Hurma ve hindiba... Galadan resimlerle Gilbert ve George.
Hurma ve hindiba… Galadan resimlerle Gilbert ve George. Fotoğraf: Linda Neiland/The Guardian

Cennet resimleri bana ölüm ve öbür dünyayla ilgili bir şaka gibi geliyor. Londra’nın West End bölgesindeki White Cube, olayı, yaşlı ikilinin ortaçağ benzeri kemik düzenlemeleriyle poz verdiği çiftin Corpsing portrelerinin sergilenmesiyle yansıtıyor. ölüm dansı. Ziyaretçiler orada “öldüklerini” gördükten sonra doğuya gidebilir ve onları yeni merkezlerinde Cennette görebilirler. Kelimenin tam anlamıyla, kendilerini halka açık bir şekilde uğurluyorlar. Proje tehlikeli ama eğlenceli, Gilbert ve George’un ölüme karşı zafer kazandığı bir bahar olduğunu önerebilirim.

Tamamen farklılar. George, “Stüdyoya asla mizah düşüncesiyle girmedik” diyor.

Ama eminim ki, yüzlerinizi hurma ve karahindiba ile karıştırarak The Paradisical Pictures yapmaktan keyif almışsınızdır?

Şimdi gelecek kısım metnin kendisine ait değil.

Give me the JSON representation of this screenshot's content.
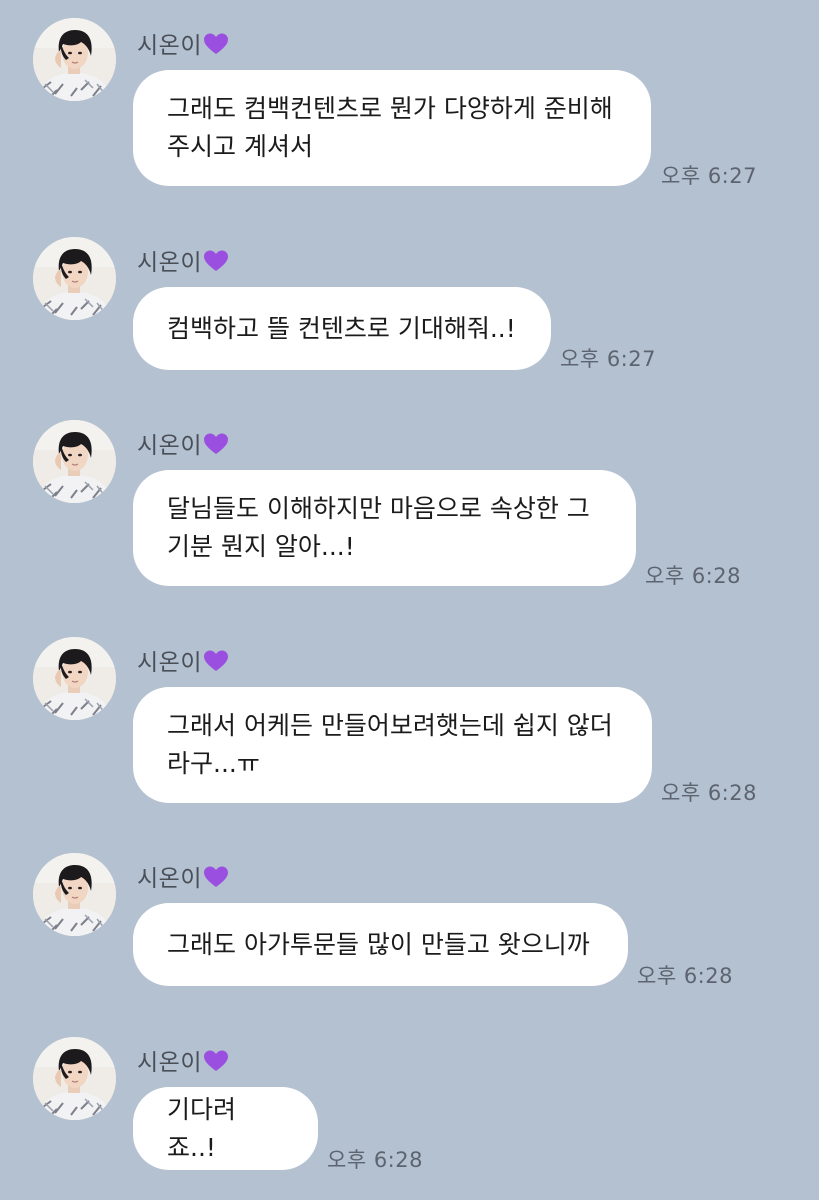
{
  "accent_colors": {
    "background": "#b3c1d1",
    "bubble": "#ffffff",
    "heart": "#9b4fe0"
  },
  "messages": [
    {
      "sender": "시온이",
      "text": "그래도 컴백컨텐츠로 뭔가 다양하게 준비해\n주시고 계셔서",
      "time": "오후 6:27"
    },
    {
      "sender": "시온이",
      "text": "컴백하고 뜰 컨텐츠로 기대해줘..!",
      "time": "오후 6:27"
    },
    {
      "sender": "시온이",
      "text": "달님들도 이해하지만 마음으로 속상한 그\n기분 뭔지 알아...!",
      "time": "오후 6:28"
    },
    {
      "sender": "시온이",
      "text": "그래서 어케든 만들어보려햇는데 쉽지 않더\n라구...ㅠ",
      "time": "오후 6:28"
    },
    {
      "sender": "시온이",
      "text": "그래도 아가투문들 많이 만들고 왓으니까",
      "time": "오후 6:28"
    },
    {
      "sender": "시온이",
      "text": "기다려죠..!",
      "time": "오후 6:28"
    }
  ],
  "icons": {
    "sender_badge": "purple-heart-icon",
    "avatar": "profile-photo"
  }
}
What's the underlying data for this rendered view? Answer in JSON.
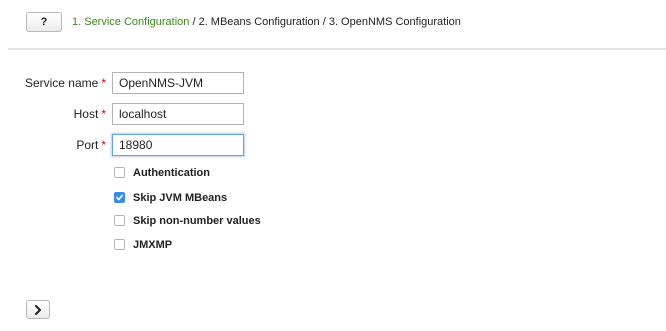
{
  "header": {
    "help_label": "?",
    "steps": {
      "step1": "1. Service Configuration",
      "sep1": " / ",
      "step2": "2. MBeans Configuration",
      "sep2": " / ",
      "step3": "3. OpenNMS Configuration"
    }
  },
  "form": {
    "service_name": {
      "label": "Service name",
      "required_mark": "*",
      "value": "OpenNMS-JVM"
    },
    "host": {
      "label": "Host",
      "required_mark": "*",
      "value": "localhost"
    },
    "port": {
      "label": "Port",
      "required_mark": "*",
      "value": "18980"
    }
  },
  "options": {
    "authentication": {
      "label": "Authentication",
      "checked": false
    },
    "skip_jvm_mbeans": {
      "label": "Skip JVM MBeans",
      "checked": true
    },
    "skip_non_number": {
      "label": "Skip non-number values",
      "checked": false
    },
    "jmxmp": {
      "label": "JMXMP",
      "checked": false
    }
  },
  "footer": {
    "next_icon": "chevron-right-icon"
  },
  "colors": {
    "active_step": "#3c8a1f",
    "required": "#d0021b",
    "checkbox_checked": "#3a8ee6",
    "focus_border": "#6aa2dc"
  }
}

Gilbert, “Eğlenceyi asla yapmadık” diyor.

George, “Tanıdığımız en sefil insanlarız,” diye ekliyor. “Neden eğlence?”

Çünkü bana gösterdiğin The Corpsing Pictures afişlerinde kemiklerle oynamaktan zevk alıyor gibiydin.

George, “Kemiklerle oynamayız” diyor.

Gilbert, “Kendimizi kemiklerle ifade ediyoruz,” diye ekliyor ve ardından hızlı bir düzeltme yapıyor. “Kendimizi ifade edin.”

Paradisical Pictures, 1 Nisan’da Londra’da The Gilbert and George Centre’ı açtı. The Corpsing Pictures, 29 Mart – 20 Mayıs tarihleri ​​arasında Londra, White Cube Mason’s Yard’da.